Su mirada lo delata, eso sí, hay que ser buen observador. El pequeño, desde hace varios años, convive con la dura realidad de tener a sus padres residiendo en otro país. Tras el propósito de mejorar económicamente y proveer a su hijo de lo necesario para vivir mejor, ambos (primero el padre y después la madre) emprendieron viaje hacia una nueva vida, quizás sin saber siquiera el impacto por partida doble en el estado emocional de su hijo. El niño quedó bajo el cuidado de sus abuelos. 

Un tiempo después, el pequeño lidió con el fallecimiento de su abuela. Hay quienes dicen que fue él quien descubrió que ya no respiraba. Hoy solo vive con su abuelo, por quien da la vida, aunque debe ser complejo para un adulto de la tercera edad, llevar a la par el manejo de los quehaceres del hogar y la crianza del menor.

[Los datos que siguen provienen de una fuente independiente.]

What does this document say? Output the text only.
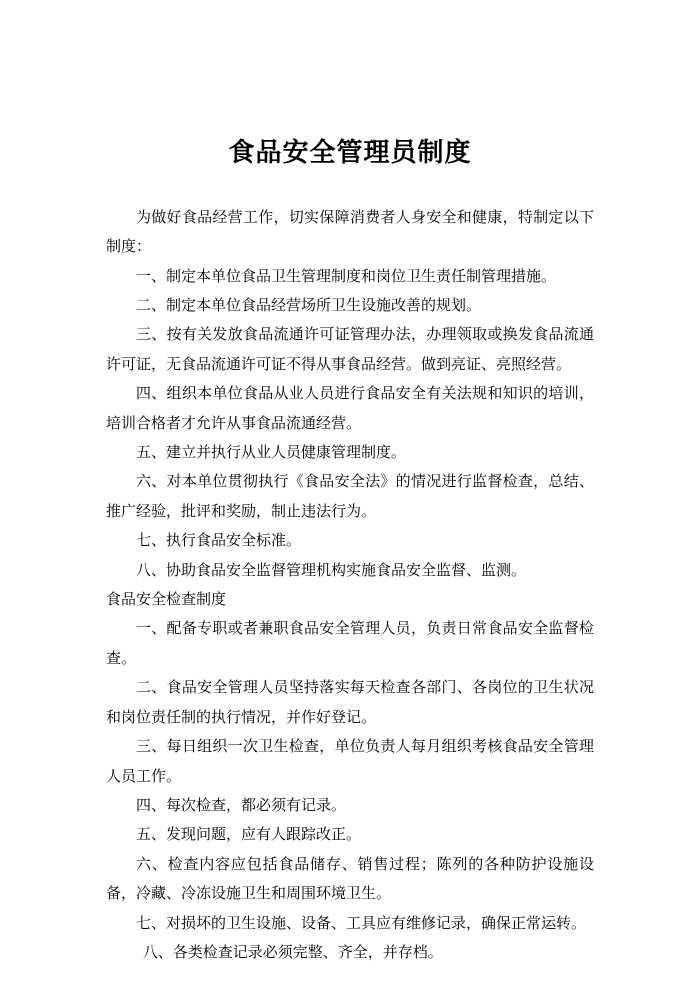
食品安全管理员制度

为做好食品经营工作，切实保障消费者人身安全和健康，特制定以下制度：

一、制定本单位食品卫生管理制度和岗位卫生责任制管理措施。

二、制定本单位食品经营场所卫生设施改善的规划。

三、按有关发放食品流通许可证管理办法，办理领取或换发食品流通许可证，无食品流通许可证不得从事食品经营。做到亮证、亮照经营。

四、组织本单位食品从业人员进行食品安全有关法规和知识的培训，培训合格者才允许从事食品流通经营。

五、建立并执行从业人员健康管理制度。

六、对本单位贯彻执行《食品安全法》的情况进行监督检查，总结、推广经验，批评和奖励，制止违法行为。

七、执行食品安全标准。

八、协助食品安全监督管理机构实施食品安全监督、监测。

食品安全检查制度

一、配备专职或者兼职食品安全管理人员，负责日常食品安全监督检查。

二、食品安全管理人员坚持落实每天检查各部门、各岗位的卫生状况和岗位责任制的执行情况，并作好登记。

三、每日组织一次卫生检查，单位负责人每月组织考核食品安全管理人员工作。

四、每次检查，都必须有记录。

五、发现问题，应有人跟踪改正。

六、检查内容应包括食品储存、销售过程；陈列的各种防护设施设备，冷藏、冷冻设施卫生和周围环境卫生。

七、对损坏的卫生设施、设备、工具应有维修记录，确保正常运转。

八、各类检查记录必须完整、齐全，并存档。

María, por su parte, apenas suma 9 años. Sus padres emigraron a los Estados Unidos, al igual que sus abuelos maternos. En Cuba convive con su tía abuela, que la quiere mucho y la educa sobre la base del respeto y los valores. Pero María vive circundada por nostalgias; alega haber sido abandonada, porque sus padres “la dejaron sola”. La coyuntura propició que la infante cambiara de hogar y de costumbres, llevándola a una convivencia, ahora, con nuevos familiares.

Con frecuencia rechaza las videollamadas, se muestra segura cuando insiste al decir que nadie la quiere. Cuando piensa así, se entristece y se extingue el alivio posible; no surte efecto la muñeca que habla, ni el ventilador recargable que refresca sus noches sin electricidad, ni la tableta electrónica que, sin pensarlo dos veces, haría el trueque a cambio del estado presencial de sus padres.

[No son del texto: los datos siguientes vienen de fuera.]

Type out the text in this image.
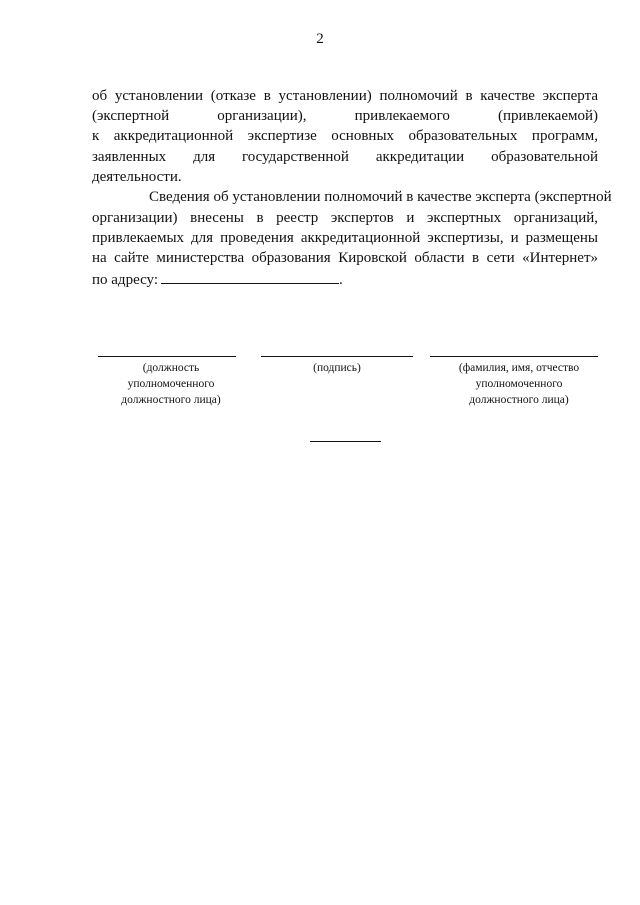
2
об установлении (отказе в установлении) полномочий в качестве эксперта
(экспертной организации), привлекаемого (привлекаемой)
к аккредитационной экспертизе основных образовательных программ,
заявленных для государственной аккредитации образовательной
деятельности.
Сведения об установлении полномочий в качестве эксперта (экспертной
организации) внесены в реестр экспертов и экспертных организаций,
привлекаемых для проведения аккредитационной экспертизы, и размещены
на сайте министерства образования Кировской области в сети «Интернет»
по адресу:	.
(должность
уполномоченного
должностного лица)
(подпись)	(фамилия, имя, отчество
уполномоченного
должностного лица)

La hermana de María, Eduarda, estudia en el preuniversitario y convive entonces con su bisabuela materna, quien la lleva un poco recio, porque quiere una educación de excelencia para su bisnieta adolescente. 

Eduarda y María comparten la misma mamá, pero no el papá. El progenitor de Eduarda, aunque vive en Cuba, no le presta la atención necesaria. Como es de suponer, ella también refiere sentirse abandonada y procura encontrar por doquier ese amor tan necesario y los consejos útiles en un período complejo de la existencia humana: la adolescencia.

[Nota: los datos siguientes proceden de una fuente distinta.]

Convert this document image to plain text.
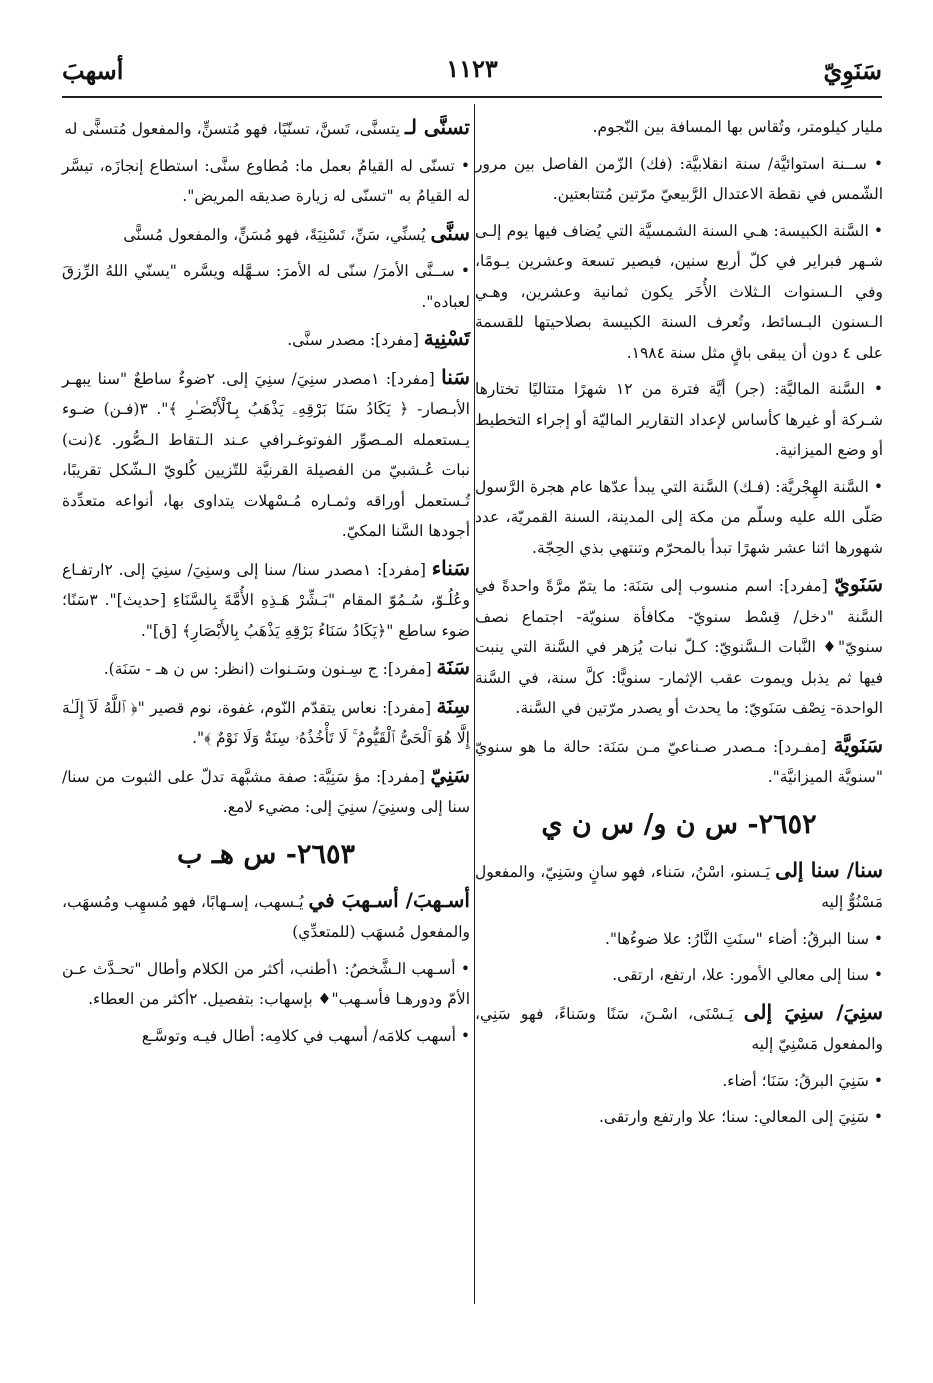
سَنَوِيّ
١١٢٣
أسهبَ
مليار كيلومتر، وتُقاس بها المسافة بين النّجوم.
• ســنة استوائيَّة/ سنة انقلابيَّة: (فك) الزّمن الفاصل بين مرور الشّمس في نقطة الاعتدال الرَّبيعيّ مرّتين مُتتابعتين.
• السَّنة الكبيسة: هـي السنة الشمسيَّة التي يُضاف فيها يوم إلـى شـهر فبراير في كلّ أربع سنين، فيصير تسعة وعشرين يـومًا، وفي الـسنوات الـثلاث الأُخَر يكون ثمانية وعشرين، وهـي الـسنون البـسائط، وتُعرف السنة الكبيسة بصلاحيتها للقسمة على ٤ دون أن يبقى باقٍ مثل سنة ١٩٨٤.
• السَّنة الماليَّة: (جر) أيَّة فترة من ١٢ شهرًا متتاليًا تختارها شـركة أو غيرها كأساس لإعداد التقارير الماليّة أو إجراء التخطيط أو وضع الميزانية.
• السَّنة الهِجْريَّة: (فـك) السَّنة التي يبدأ عدّها عام هجرة الرَّسول صَلّى الله عليه وسلّم من مكة إلى المدينة، السنة القمريّة، عدد شهورها اثنا عشر شهرًا تبدأ بالمحرّم وتنتهي بذي الحِجّة.
سَنَويّ [مفرد]: اسم منسوب إلى سَنَة: ما يتمّ مرَّةً واحدةً في السَّنة "دخل/ قِسْط سنويّ- مكافأة سنويّة- اجتماع نصف سنويّ"♦ النَّبات الـسَّنويّ: كـلّ نبات يُزهر في السَّنة التي ينبت فيها ثم يذبل ويموت عقب الإثمار- سنويًّا: كلَّ سنة، في السَّنة الواحدة- نِصْف سَنَويّ: ما يحدث أو يصدر مرّتين في السَّنة.
سَنَويَّة [مفـرد]: مـصدر صـناعيّ مـن سَنَة: حالة ما هو سنويّ "سنويَّة الميزانيَّة".
٢٦٥٢- س ن و/ س ن ي
سنا/ سنا إلى يَـسنو، اسْنُ، سَناء، فهو سانٍ وسَنِيّ، والمفعول مَسْنُوٌّ إليه
• سنا البرقُ: أضاء "سنَتِ النَّارُ: علا ضوءُها".
• سنا إلى معالي الأمور: علا، ارتفع، ارتقى.
سنِيَ/ سنِيَ إلى يَـسْنَى، اسْـنَ، سَنًا وسَناءً، فهو سَنِي، والمفعول مَسْنِيّ إليه
• سَنِيَ البرقُ: سَنَا؛ أضاء.
• سَنِيَ إلى المعالي: سنا؛ علا وارتفع وارتقى.
تسنَّى لـ يتسنَّى، تَسنَّ، تسنّيًا، فهو مُتسنٍّ، والمفعول مُتسنًّى له
• تسنّى له القيامُ بعمل ما: مُطاوع سنَّى: استطاع إنجازَه، تيسَّر له القيامُ به "تسنّى له زيارة صديقه المريض".
سنَّى يُسنِّي، سَنِّ، تَسْنِيَةً، فهو مُسَنٍّ، والمفعول مُسنًّى
• ســنَّى الأمرَ/ سنّى له الأمرَ: سـهَّله ويسَّره "يسنّي اللهُ الرِّزقَ لعباده".
تَسْنِية [مفرد]: مصدر سنَّى.
سَنا [مفرد]: ١مصدر سنِيَ/ سنِيَ إلى. ٢ضوءٌ ساطعٌ "سنا يبهـر الأبـصار- ﴿ يَكَادُ سَنَا بَرْقِهِۦ يَذْهَبُ بِٱلْأَبْصَـٰرِ ﴾". ٣(فـن) ضـوء يـستعمله المـصوِّر الفوتوغـرافي عـند الـتقاط الـصُّور. ٤(نت) نبات عُـشبيّ من الفصيلة القرنيَّة للتّزيين كُلويّ الـشّكل تقريبًا، تُـستعمل أوراقه وثمـاره مُـسْهلات يتداوى بها، أنواعه متعدِّدة أجودها السَّنا المكيّ.
سَناء [مفرد]: ١مصدر سنا/ سنا إلى وسنِيَ/ سنِيَ إلى. ٢ارتفـاع وعُلُـوّ، سُـمُوّ المقام "بَـشِّرْ هَـذِهِ الأُمَّةَ بِالسَّنَاءِ [حديث]". ٣سَنًا؛ ضوء ساطع "﴿يَكَادُ سَنَاءُ بَرْقِهِ يَذْهَبُ بِالأَبْصَارِ﴾ [ق]".
سَنَة [مفرد]: ج سِـنون وسَـنوات (انظر: س ن هـ - سَنَة).
سِنَة [مفرد]: نعاس يتقدّم النّوم، غفوة، نوم قصير "﴿ ٱللَّهُ لَآ إِلَـٰهَ إِلَّا هُوَ ٱلْحَىُّ ٱلْقَيُّومُ ۚ لَا تَأْخُذُهُۥ سِنَةٌ وَلَا نَوْمٌ ﴾".
سَنِيّ [مفرد]: مؤ سَنِيَّة: صفة مشبَّهة تدلّ على الثبوت من سنا/ سنا إلى وسنِيَ/ سنِيَ إلى: مضيء لامع.
٢٦٥٣- س هـ ب
أسـهبَ/ أسـهبَ في يُـسهب، إسـهابًا، فهو مُسهِب ومُسهَب، والمفعول مُسهَب (للمتعدِّي)
• أسـهب الـشَّخصُ: ١أطنب، أكثر من الكلام وأطال "تحـدَّث عـن الأمّ ودورهـا فأسـهب"♦ بإسهاب: بتفصيل. ٢أكثر من العطاء.
• أسهب كلامَه/ أسهب في كلامِه: أطال فيـه وتوسَّـع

Estas historias de vida se multiplican desde hace años en la geografía avileña —y cubana—, aparejadas al auge de la emigración. Tanto en el contexto del barrio como en el de la escuela, se aprecian las consecuencias en el estado emocional y el comportamiento de los menores de edad que, de un momento a otro, deben recibir los días y las noches sin el beso y el abrazo de quienes les dieron la vida. 

El disfraz material plagado de exorbitante bisutería, con el cual se intenta aminorar estas añoranzas, pasa imperceptible ante los niños. A su edad los desborda la inocencia y los invade el orgullo de pasear con mamá y papá, o de que ambos los acompañen en la actividad del 4 de abril o cuando finalice el curso escolar. También prefieren que estén allí para colocar su pañoleta y para corregirlos durante el horario de las tareas. 

El aliciente paternal para niños y adolescentes resulta vital, además, para lograr excelentes calificaciones, participar en los matutinos y en los festivales artísticos o deportivos.

El acompañamiento de mamá y papá propicia que la hija o el hijo sean algo así como un “todoterreno” indetenible durante su tránsito por la niñez y la adolescencia. De ahí que, desde el entorno escolar, la proyección educativa del claustro debe tener en cuenta la existencia de educandos invadidos por las nostalgias típicas de los que se quedan, víctimas de los vacíos emocionales provocados por la emigración.

No se trata de hacer por hacer, o de analizar fríamente un fenómeno nuevo. Se trata de infundir una vez más ese humanismo y calidad profesoral con el cual, cada educador cubano asume, desde antaño, a su alumno, como el ser humano que es. La cotidianidad testifica la necesidad de una estrategia diferenciada para el tratamiento a niñas, niños y adolescentes que se encuentran en situaciones de vulnerabilidad y riesgo como consecuencia de la migración parental. 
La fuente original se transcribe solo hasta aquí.